Wo wir gerade in Köln waren, gingen wir auch zu Bärbel Brandt (weil frau da einfach hin muß). Dort gab es immerhin eine lustige Kleiderkammer, in der man von einer Kammerzofe angekleidet wurde und sich wie eine Prinzessin fühlte. Dies ist auch nötig, da man bei den vielen Rüschen und Röcken und der Menge Stoff schnell den Überblick verliert.
beim Reiswerfen Letzendlich bin ich bei Buse in Leverkusen fündig geworden. Diese kompetenten Verkäuferinnen haben mir sofort angesehen, was ich mir vorstellte und gar nicht erst irgendwelchen Kitsch angeschleppt. Klasse!
Aber der große Schock folgte: Ich habe durch hartnäckiges Training im Fitnessstudio extra 8 Kilo abgenommen, um kein Kleid in Größe 40 nehmen zu müssen und dann paßt mir noch nicht einmal Größe 42 so richtig. (Kein Wunder, wenn die Kleider auf zierliche Französinnen zugeschnitten sind). Dann fand ich ein Kleid, hergestellt in Österreich, wo die Frauen etwas üppiger sind - und siehe da: mir paßt Größe 38. Meins! - bis auf das alberne Häubchen.
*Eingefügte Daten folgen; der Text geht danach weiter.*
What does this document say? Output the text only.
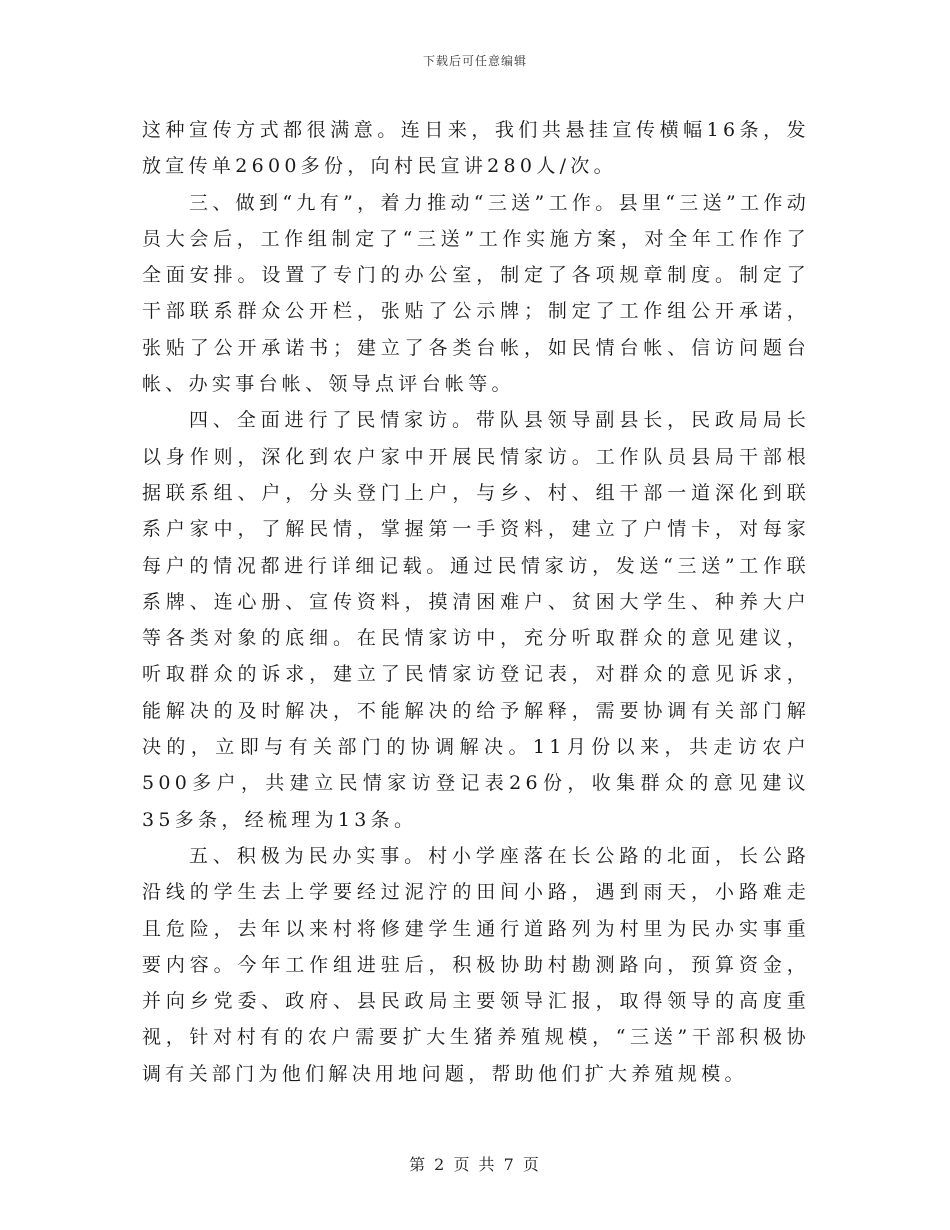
下载后可任意编辑

这种宣传方式都很满意。连日来，我们共悬挂宣传横幅16条，发放宣传单2600多份，向村民宣讲280人/次。

三、做到“九有”，着力推动“三送”工作。县里“三送”工作动员大会后，工作组制定了“三送”工作实施方案，对全年工作作了全面安排。设置了专门的办公室，制定了各项规章制度。制定了干部联系群众公开栏，张贴了公示牌；制定了工作组公开承诺，张贴了公开承诺书；建立了各类台帐，如民情台帐、信访问题台帐、办实事台帐、领导点评台帐等。

四、全面进行了民情家访。带队县领导副县长，民政局局长以身作则，深化到农户家中开展民情家访。工作队员县局干部根据联系组、户，分头登门上户，与乡、村、组干部一道深化到联系户家中，了解民情，掌握第一手资料，建立了户情卡，对每家每户的情况都进行详细记载。通过民情家访，发送“三送”工作联系牌、连心册、宣传资料，摸清困难户、贫困大学生、种养大户等各类对象的底细。在民情家访中，充分听取群众的意见建议，听取群众的诉求，建立了民情家访登记表，对群众的意见诉求，能解决的及时解决，不能解决的给予解释，需要协调有关部门解决的，立即与有关部门的协调解决。11月份以来，共走访农户500多户，共建立民情家访登记表26份，收集群众的意见建议35多条，经梳理为13条。

五、积极为民办实事。村小学座落在长公路的北面，长公路沿线的学生去上学要经过泥泞的田间小路，遇到雨天，小路难走且危险，去年以来村将修建学生通行道路列为村里为民办实事重要内容。今年工作组进驻后，积极协助村勘测路向，预算资金，并向乡党委、政府、县民政局主要领导汇报，取得领导的高度重视，针对村有的农户需要扩大生猪养殖规模，“三送”干部积极协调有关部门为他们解决用地问题，帮助他们扩大养殖规模。

第 2 页 共 7 页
Mir wurde erzählt, dieses Kleid sei auf der Brautmodenschau im Maritim von einem Model getragen worden - und da fiel es mir wieder ein, daß mir das Kleid dort schon gefallen hatte - bis auf das alberne Häubchen. Nur habe ich es gar nicht erst in Erwägung gezogen, weil es bestimmt nur an so einem Supermodel gut aussieht und nicht an so einer Durchschnittsfrau wie mir.
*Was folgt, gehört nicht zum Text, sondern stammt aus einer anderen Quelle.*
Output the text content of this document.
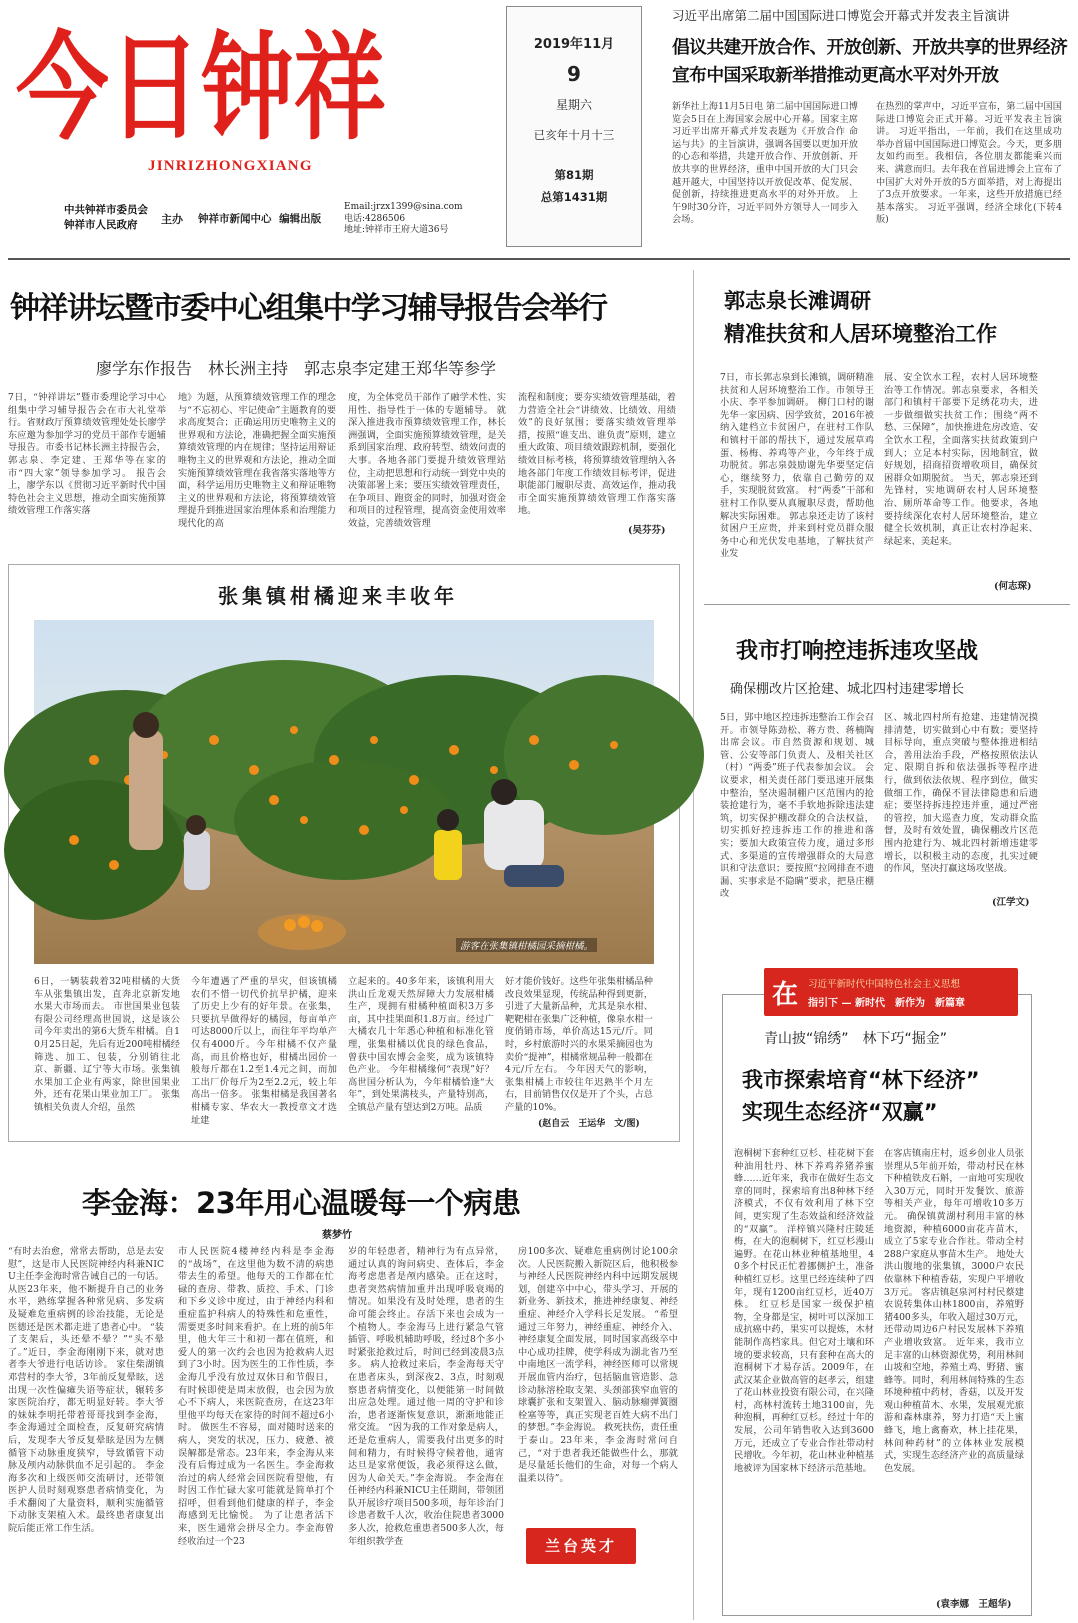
今日钟祥
JINRIZHONGXIANG
中共钟祥市委员会
钟祥市人民政府	主办 钟祥市新闻中心 编辑出版
Email:jrzx1399@sina.com
电话:4286506
地址:钟祥市王府大道36号
2019年11月
9
星期六
已亥年十月十三
第81期
总第1431期
习近平出席第二届中国国际进口博览会开幕式并发表主旨演讲
倡议共建开放合作、开放创新、开放共享的世界经济
宣布中国采取新举措推动更高水平对外开放
新华社上海11月5日电 第二届中国国际进口博览会5日在上海国家会展中心开幕。国家主席习近平出席开幕式并发表题为《开放合作 命运与共》的主旨演讲，强调各国要以更加开放的心态和举措，共建开放合作、开放创新、开放共享的世界经济，重申中国开放的大门只会越开越大，中国坚持以开放促改革、促发展、促创新，持续推进更高水平的对外开放。 上午9时30分许，习近平同外方领导人一同步入会场。
在热烈的掌声中，习近平宣布，第二届中国国际进口博览会正式开幕。习近平发表主旨演讲。 习近平指出，一年前，我们在这里成功举办首届中国国际进口博览会。今天，更多朋友如约而至。我相信，各位朋友都能乘兴而来、满意而归。去年我在首届进博会上宣布了中国扩大对外开放的5方面举措，对上海提出了3点开放要求。一年来，这些开放措施已经基本落实。 习近平强调，经济全球化(下转4版)
钟祥讲坛暨市委中心组集中学习辅导报告会举行
廖学东作报告　林长洲主持　郭志泉李定建王郑华等参学
7日，“钟祥讲坛”暨市委理论学习中心组集中学习辅导报告会在市大礼堂举行。省财政厅预算绩效管理处处长廖学东应邀为参加学习的党员干部作专题辅导报告。市委书记林长洲主持报告会，郭志泉、李定建、王郑华等在家的市“四大家”领导参加学习。 报告会上，廖学东以《贯彻习近平新时代中国特色社会主义思想，推动全面实施预算绩效管理工作落实落
地》为题，从预算绩效管理工作的理念与“不忘初心、牢记使命”主题教育的要求高度契合；正确运用历史唯物主义的世界观和方法论，准确把握全面实施预算绩效管理的内在规律；坚持运用辩证唯物主义的世界观和方法论，推动全面实施预算绩效管理在我省落实落地等方面，科学运用历史唯物主义和辩证唯物主义的世界观和方法论，将预算绩效管理提升到推进国家治理体系和治理能力现代化的高
度，为全体党员干部作了融学术性、实用性、指导性于一体的专题辅导。 就深入推进我市预算绩效管理工作，林长洲强调，全面实施预算绩效管理，是关系到国家治理、政府转型、绩效问责的大事。各地各部门要提升绩效管理站位，主动把思想和行动统一到党中央的决策部署上来；要压实绩效管理责任，在争项目、跑资金的同时，加强对资金和项目的过程管理，提高资金使用效率效益，完善绩效管理
流程和制度；要夯实绩效管理基础，着力营造全社会“讲绩效、比绩效、用绩效”的良好氛围；要落实绩效管理举措，按照“谁支出、谁负责”原则，建立重大政策、项目绩效跟踪机制，要强化绩效目标考核，将预算绩效管理纳入各地各部门年度工作绩效目标考评，促进职能部门履职尽责、高效运作，推动我市全面实施预算绩效管理工作落实落地。
(吴芬芬)
郭志泉长滩调研
精准扶贫和人居环境整治工作
7日，市长郭志泉到长滩镇，调研精准扶贫和人居环境整治工作。市领导王小庆、李平参加调研。 柳门口村的谢先华一家因病、因学致贫，2016年被纳入建档立卡贫困户，在驻村工作队和镇村干部的帮扶下，通过发展草鸡蛋、杨梅、养鸡等产业，今年终于成功脱贫。郭志泉鼓励谢先华要坚定信心，继续努力，依靠自己勤劳的双手，实现脱贫致富。 村“两委”干部和驻村工作队要从真履职尽责，帮助他解决实际困难。 郭志泉还走访了该村贫困户王应贵，并来到村党员群众服务中心和光伏发电基地，了解扶贫产业发
展、安全饮水工程，农村人居环境整治等工作情况。郭志泉要求，各相关部门和镇村干部要下足绣花功夫，进一步做细做实扶贫工作；围绕“两不愁、三保障”，加快推进危房改造、安全饮水工程，全面落实扶贫政策到户到人；立足本村实际，因地制宜，做好规划，招商招资增收项目，确保贫困群众如期脱贫。 当天，郭志泉还到先锋村，实地调研农村人居环境整治、厕所革命等工作。他要求，各地要持续深化农村人居环境整治，建立健全长效机制，真正让农村净起来、绿起来、美起来。
(何志琛)
张集镇柑橘迎来丰收年
游客在张集镇柑橘园采摘柑橘。
6日，一辆装载着32吨柑橘的大货车从张集镇出发，直奔北京新发地水果大市场而去。 市世国果业包装有限公司经理高世国说，这是该公司今年卖出的第6大货车柑橘。自10月25日起，先后有近200吨柑橘经筛选、加工、包装，分别销往北京、新疆、辽宁等大市场。张集镇水果加工企业有两家，除世国果业外，还有花果山果业加工厂。 张集镇相关负责人介绍，虽然
今年遭遇了严重的旱灾，但该镇橘农们不惜一切代价抗旱护橘，迎来了历史上少有的好年景。在张集，只要抗旱做得好的橘园，每亩单产可达8000斤以上，而往年平均单产仅有4000斤。今年柑橘不仅产量高，而且价格也好，柑橘出园价一般每斤都在1.2至1.4元之间，而加工出厂价每斤为2至2.2元，较上年高出一倍多。 张集柑橘是我国著名柑橘专家、华农大一教授章文才选址建
立起来的。40多年来，该镇利用大洪山丘龙观天然屏障大力发展柑橘生产，现拥有柑橘种植面积3万多亩，其中挂果面积1.8万亩。经过广大橘农几十年悉心种植和标准化管理，张集柑橘以优良的绿色食品，曾获中国农博会金奖，成为该镇特色产业。 今年柑橘缘何“表现”好？高世国分析认为，今年柑橘恰逢“大年”，到处果满枝头，产量特别高，全镇总产量有望达到2万吨。品质
好才能价钱好。这些年张集柑橘品种改良效果显现，传统品种得到更新，引进了大量新品种，尤其是泉水柑、靶靶柑在张集广泛种植，像泉水柑一度俏销市场，单价高达15元/斤。同时，乡村旅游时兴的水果采摘园也为卖价“提神”，柑橘常规品种一般都在4元/斤左右。 今年因天气的影响，张集柑橘上市较往年迟熟半个月左右，目前销售仅仅是开了个头，占总产量的10%。
(赵自云　王运华　文/图)
我市打响控违拆违攻坚战
确保棚改片区抢建、城北四村违建零增长
5日，郢中地区控违拆违整治工作会召开。市领导陈劲松、蒋方贵、蒋楠陶出席会议。市自然资源和规划、城管、公安等部门负责人、及相关社区（村）“两委”班子代表参加会议。 会议要求，相关责任部门要迅速开展集中整治，坚决遏制棚户区范围内的抢装抢建行为，毫不手软地拆除违法建筑，切实保护棚改群众的合法权益，切实抓好控违拆违工作的推进和落实；要加大政策宣传力度，通过多形式、多渠道的宣传增强群众的大局意识和守法意识；要按照“拉网排查不遗漏、实事求是不隐瞒”要求，把垦庄棚改
区、城北四村所有抢建、违建情况摸排清楚，切实做到心中有数；要坚持目标导向，重点突破与整体推进相结合，善用法治手段，严格按照依法认定、限期自拆和依法强拆等程序进行，做到依法依规、程序到位，做实做细工作，确保不冒法律隐患和后遗症；要坚持拆违控违并重，通过严密的管控，加大巡查力度，发动群众监督，及时有效处置，确保棚改片区范围内抢建行为、城北四村新增违建零增长，以积极主动的态度，扎实过硬的作风，坚决打赢这场攻坚战。
(江学文)
在 习近平新时代中国特色社会主义思想
指引下 — 新时代　新作为　新篇章
青山披“锦绣”　林下巧“掘金”
我市探索培育“林下经济”
实现生态经济“双赢”
泡桐树下套种红豆杉、桂花树下套种油用牡丹、林下养鸡养猪养蜜蜂……近年来，我市在做好生态文章的同时，探索培育出8种林下经济模式，不仅有效利用了林下空间，更实现了生态效益和经济效益的“双赢”。 洋梓镇兴隆村庄陵延梅，在大的泡桐树下，红豆杉漫山遍野。在花山林业种植基地里，40多个村民正忙着挪侧护土，准备种植红豆杉。这里已经连续种了四年，现有1200亩红豆杉，近40万株。 红豆杉是国家一级保护植物，全身都是宝，树叶可以深加工成抗癌中药，果实可以提炼，木材能制作高档家具。但它对土壤和环境的要求较高，只有套种在高大的泡桐树下才易存活。2009年，在武汉某企业做高管的赵孝云，组建了花山林业投资有限公司，在兴隆村，高林村流转土地3100亩，先种泡桐，再种红豆杉。经过十年的发展，公司年销售收入达到3600万元，还成立了专业合作社带动村民增收。今年初，花山林业种植基地被评为国家林下经济示范基地。
在客店镇南庄村，返乡创业人员张崇理从5年前开始，带动村民在林下种植铁皮石斛，一亩地可实现收入30万元，同时开发餐饮、旅游等相关产业，每年可增收10多万元。 确保镇黄湖村利用丰富的林地资源，种植6000亩花卉苗木，成立了5家专业合作社。带动全村288户家庭从事苗木生产。 地处大洪山腹地的张集镇，3000户农民依靠林下种植香菇，实现户平增收3万元。 客店镇赵泉河村村民蔡建农说转集体山林1800亩，养殖野猪400多头，年收入超过30万元，还带动周边6户村民发展林下养殖产业增收致富。 近年来，我市立足丰富的山林资源优势，利用林间山坡和空地，养殖土鸡、野猪、蜜蜂等。同时，利用林间特殊的生态环境种植中药材，香菇，以及开发观山种植苗木、水果，发展观光旅游和森林康养，努力打造“天上蜜蜂飞，地上禽畜欢，林上挂花果，林间种药材”的立体林业发展模式，实现生态经济产业的高质量绿色发展。
(袁李娜　王超华)
李金海：23年用心温暖每一个病患
蔡梦竹
“有时去治愈，常常去帮助，总是去安慰”，这是市人民医院神经内科兼NICU主任李金海时常告诫自己的一句话。从医23年来，他不断提升自己的业务水平，熟练掌握各种常见病、多发病及疑难危重病例的诊治技能，无论是医德还是医术都走进了患者心中。 “装了支架后，头还晕不晕？”“头不晕了。”近日，李金海刚刚下来，就对患者李大爷进行电话访诊。 家住柴湖镇邓营村的李大爷，3年前反复晕眩，送出现一次性偏瘫失语等症状，辗转多家医院治疗，都无明显好转。李大爷的妹妹李明托带着哥哥找到李金海，李金海通过全面检查，反复研究病情后，发现李大爷反复晕眩是因为左侧循管下动脉重度狭窄，导致循管下动脉及颅内动脉供血不足引起的。 李金海多次和上级医师交流研讨，还带领医护人员时刻观察患者病情变化，为手术翻阅了大量资料，顺利实施循管下动脉支架植入术。最终患者康复出院后能正常工作生活。
市人民医院4楼神经内科是李金海的“战场”，在这里他为数不清的病患带去生的希望。他每天的工作都在忙碌的查房、带教、质控、手术、门诊和下乡义诊中度过，由于神经内科和重症监护科病人的特殊性和危重性，需要更多时间来看护。在上班的前5年里，他大年三十和初一都在值班，和爱人的第一次约会也因为抢救病人迟到了3小时。因为医生的工作性质，李金海几乎没有放过双休日和节假日，有时候即使是周末放假，也会因为放心不下病人，来医院查房，在这23年里他平均每天在家待的时间不超过6小时。 做医生不容易，面对随时送来的病人，突发的状况，压力、疲惫、被误解都是常态。23年来，李金海从来没有后悔过成为一名医生。李金海救治过的病人经常会回医院看望他，有时因工作忙碌大家可能就是简单打个招呼，但看到他们健康的样子，李金海感到无比愉悦。 为了让患者活下来，医生通常会拼尽全力。李金海曾经收治过一个23
岁的年轻患者，精神行为有点异常，通过认真的询问病史、查体后，李金海考虑患者是颅内感染。正在这时，患者突然病情加重并出现呼吸衰竭的情况。如果没有及时处理，患者的生命可能会终止。存活下来也会成为一个植物人。李金海马上进行紧急气管插管、呼吸机辅助呼吸，经过8个多小时紧张抢救过后，时间已经到凌晨3点多。 病人抢救过来后，李金海每天守在患者床头，到深夜2、3点，时刻观察患者病情变化，以便能第一时间做出应急处理。通过他一周的守护和诊治，患者逐渐恢复意识，渐渐地能正常交流。 “因为我的工作对象是病人，还是危重病人，需要我付出更多的时间和精力，有时候得守候着他，通宵达旦是家常便饭，我必须得这么做，因为人命关天。”李金海说。 李金海在任神经内科兼NICU主任期间，带领团队开展诊疗项目500多项，每年诊治门诊患者数千人次，收治住院患者3000多人次，抢救危重患者500多人次，每年组织教学查
房100多次、疑难危重病例讨论100余次。人民医院搬入新院区后，他积极参与神经人民医院神经内科中远期发展规划，创建卒中中心，带头学习、开展的新业务、新技术，推进神经康复、神经重症、神经介入学科长足发展。 “希望通过三年努力，神经重症、神经介入、神经康复全面发展，同时国家高级卒中中心成功挂牌，使学科成为湖北省乃至中南地区一流学科，神经医师可以常规开展血管内治疗，包括脑血管造影、急诊动脉溶栓取支架、头颈部狭窄血管的球囊扩张和支架置入、脑动脉瘤弹簧圈栓塞等等，真正实现老百姓大病不出门的梦想。”李金海说。 救死扶伤，责任重于泰山。23年来，李金海时常问自己，“对于患者我还能做些什么，那就是尽量延长他们的生命，对每一个病人温柔以待”。
兰台英才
Also, mein Kleid war nicht lang, und nicht weiß und nicht typisch Brautkleid! Es war knielang, champagnerfarbig, bestehend aus einem Unterkleid mit hinten längerem Spitzenmantel.
Nachdem ich mich dafür entschieden hatte, gestand meine Mutter mir, dass das Kleid, welches sie auf der Feier anziehen wollte, so ähnlich aussieht.
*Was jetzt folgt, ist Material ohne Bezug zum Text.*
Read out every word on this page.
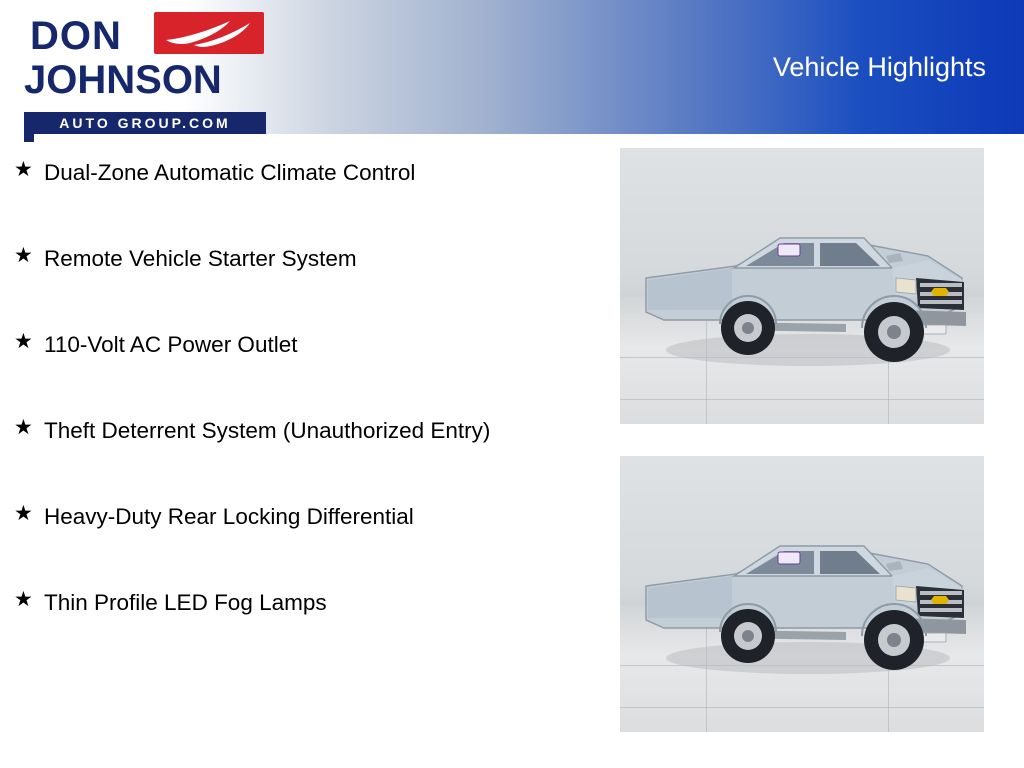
DON
JOHNSON
AUTO GROUP.COM
Vehicle Highlights
★ Dual-Zone Automatic Climate Control
★ Remote Vehicle Starter System
★ 110-Volt AC Power Outlet
★ Theft Deterrent System (Unauthorized Entry)
★ Heavy-Duty Rear Locking Differential
★ Thin Profile LED Fog Lamps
Tja, sie hat sich ein Neues aussuchen müssen...
Nun sind fast 4 Jahre vergangen und ich bin noch immer sehr gern verheiratet. Ich würde auch immer wieder heiraten und auch immer wieder denselben Mann. Unsere Hochzeit war auch ein sehr schöner Tag in unserem Leben, aber es war ganz bestimmt nicht mein schönster Tag.
Vielleicht bin ich Kopfmensch auch zu unromantisch oder es liegt einfach daran, dass wir uns schon so lange kannten und schon so viele schönste Tage miteinander erlebt haben.